Columna de Marisol García: David Lynch al oído

LYNCH

"Es importante recordar hoy, en la despedida, que aquello que llamamos lyncheano suponía también el aprecio a la tradición de la canción sureña estadounidense como clave de un tipo de convivencia cultural compartida, capaz de explicar, por ejemplo, el origen de un personaje a través de aquello que lo conmovía".



En el “Club Silencio” nada suena en vivo, aunque así lo parezca. “¡No hay banda!”, grita en tres idiomas el animador sobre el escenario, mientras de fondo se oyen un órgano, un clarinete y un trombón que en verdad no están ahí. Un trompetista hace como que toca, pero “es todo una cinta. Una… ilusión” se le advierte a la audiencia. Cierra el show la cantante Rebekah Del Rio (“La Llorona de Los Ángeles”) con una tan entregada versión a capella del “Crying” de Roy Orbison (traducida al castellano), que al fin cae desmayada antes de concluirla. Pero su voz sigue sonando. Llorando.

Definió muchas veces David Lynch que el cine es “sonido e imagen moviéndose en simultáneo. No sé por qué no todos lo entienden así”. Aquel pasaje inolvidable en su filme Mulholland Drive (2001) es prueba de la impecable concatenación de códigos que el recién fallecido director volvió marca de estilo, y no solo en un sentido literal. Cineastas con buen gusto en soundtracks hay muchos. Incluso están los que, como Lynch, llegan a mostrar discos de composiciones propias, en paralelo a su filmografía. Pero nada de eso iguala la decisión creativa de darle a la música —y a lo sonoro, en general— la responsabilidad de un personaje, haciendo participar al oído de giros clave para la historia que se va contando. O, como en el ejemplo de arriba, asignándole a la escucha la tarea de traducir pistas que explican una trama mayor.
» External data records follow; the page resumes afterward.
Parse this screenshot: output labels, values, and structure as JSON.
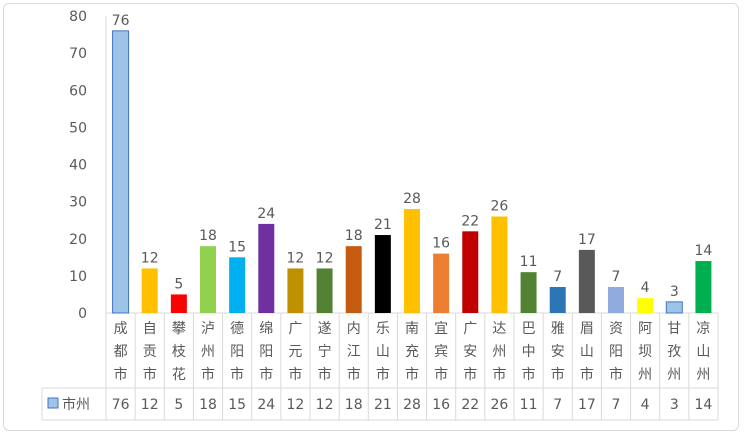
{
  "chart_data": {
    "type": "bar",
    "categories": [
      "成都市",
      "自贡市",
      "攀枝花",
      "泸州市",
      "德阳市",
      "绵阳市",
      "广元市",
      "遂宁市",
      "内江市",
      "乐山市",
      "南充市",
      "宜宾市",
      "广安市",
      "达州市",
      "巴中市",
      "雅安市",
      "眉山市",
      "资阳市",
      "阿坝州",
      "甘孜州",
      "凉山州"
    ],
    "series": [
      {
        "name": "市州",
        "values": [
          76,
          12,
          5,
          18,
          15,
          24,
          12,
          12,
          18,
          21,
          28,
          16,
          22,
          26,
          11,
          7,
          17,
          7,
          4,
          3,
          14
        ]
      }
    ],
    "bar_colors": [
      "#9dc3e6",
      "#ffc000",
      "#ff0000",
      "#92d050",
      "#00b0f0",
      "#7030a0",
      "#bf9000",
      "#548235",
      "#c55a11",
      "#000000",
      "#ffc000",
      "#ed7d31",
      "#c00000",
      "#ffc000",
      "#548235",
      "#2e75b6",
      "#595959",
      "#8faadc",
      "#ffff00",
      "#9dc3e6",
      "#00b050"
    ],
    "ylim": [
      0,
      80
    ],
    "yticks": [
      0,
      10,
      20,
      30,
      40,
      50,
      60,
      70,
      80
    ],
    "grid": false,
    "legend": "bottom-left in data table",
    "data_table": true
  }
}
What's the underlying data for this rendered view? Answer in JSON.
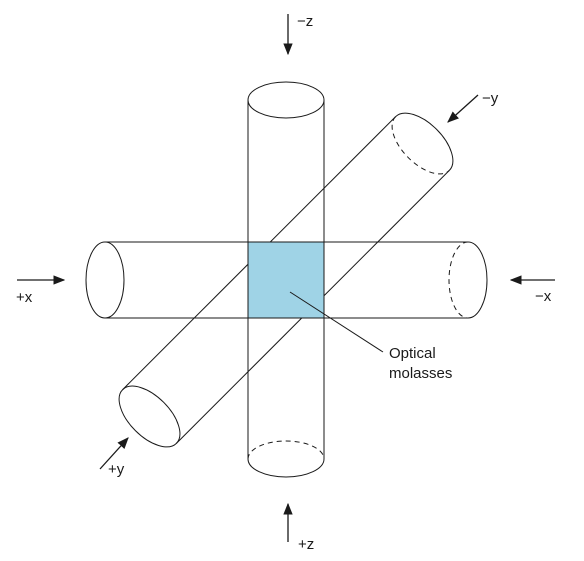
{
  "figure": {
    "molasses_color": "#9fd3e6",
    "line_color": "#1a1a1a",
    "beams": {
      "minus_z": "−z",
      "plus_z": "+z",
      "minus_x": "−x",
      "plus_x": "+x",
      "minus_y": "−y",
      "plus_y": "+y"
    },
    "callout": {
      "line1": "Optical",
      "line2": "molasses"
    }
  }
}
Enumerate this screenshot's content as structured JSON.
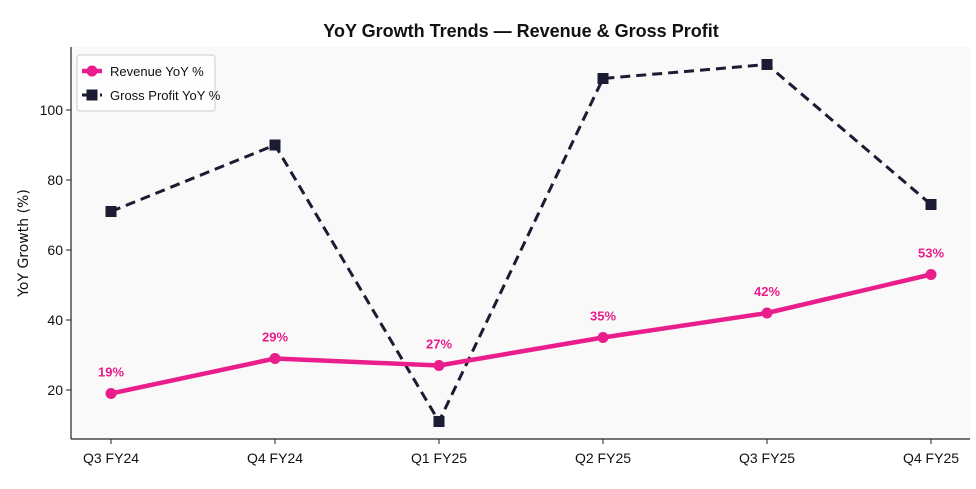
{
  "chart_data": {
    "type": "line",
    "title": "YoY Growth Trends — Revenue & Gross Profit",
    "xlabel": "",
    "ylabel": "YoY Growth (%)",
    "categories": [
      "Q3 FY24",
      "Q4 FY24",
      "Q1 FY25",
      "Q2 FY25",
      "Q3 FY25",
      "Q4 FY25"
    ],
    "ylim": [
      6,
      118
    ],
    "yticks": [
      20,
      40,
      60,
      80,
      100
    ],
    "grid": false,
    "legend_position": "top-left",
    "series": [
      {
        "name": "Revenue YoY %",
        "values": [
          19,
          29,
          27,
          35,
          42,
          53
        ],
        "color": "#e91e8c",
        "style": "solid",
        "marker": "circle",
        "data_labels": [
          "19%",
          "29%",
          "27%",
          "35%",
          "42%",
          "53%"
        ]
      },
      {
        "name": "Gross Profit YoY %",
        "values": [
          71,
          90,
          11,
          109,
          113,
          73
        ],
        "color": "#1b1b33",
        "style": "dashed",
        "marker": "square"
      }
    ],
    "plot_background": "#f9f9f9"
  }
}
La alianza más conocida al respecto fue la que el cineasta estableció con Angelo Badalamenti, compositor neoyorquino a cargo de la mayoría de las bandas sonoras de sus películas (además de las de algunas series y comerciales a su cargo), en sintonía con la ambientación de misterio, irrealidad y suspenso que estas exigían. Pero es importante recordar hoy, en la despedida, que aquello que llamamos lyncheano suponía también el aprecio a la tradición de la canción sureña estadounidense como clave de un tipo de convivencia cultural compartida, capaz de explicar, por ejemplo, el origen de un personaje a través de aquello que lo conmovía. Esto es bastante obvio en Blue Velvet (1986), donde tanto la canción que le da título al filme —en la versión de Bobby Vinton, que era la que Lynch recordaba como su favorita en la adolescencia— como otra de Roy Orbison (“In dreams”) instalan un imbatible mood para sostener la película.

Pero está, también, en varios momentos de la serie Twin Peaks, en la cita a “The loco-motion” en una escena de Inland Empire (2006) o en sus varios cruces de colaboración con Chris Isaak (fue, de hecho, por Corazón salvaje que conocimos “Wicked game”), un cantautor californiano que resultaba afín a esa misma estética de nostalgia sombría y seductora que Lynch asociaba a momentos de la vida de su país particularmente sugerentes. A Lynch le gustaba demasiado la música popular como para reducirlo equivocadamente a un cine de supuesta evasión de la realidad. Sin buena música, Lula (Corazón salvaje) simplemente no puede seguir manejando su auto por la carretera. Y entonces grita: “¡No aguanto más esta radio! ¡Nunca en mi vida había escuchado tanta mierda! Sailor Ripley: ¡cónsígueme música ahora mismo! I mean it!”. Para qué seguir, si no.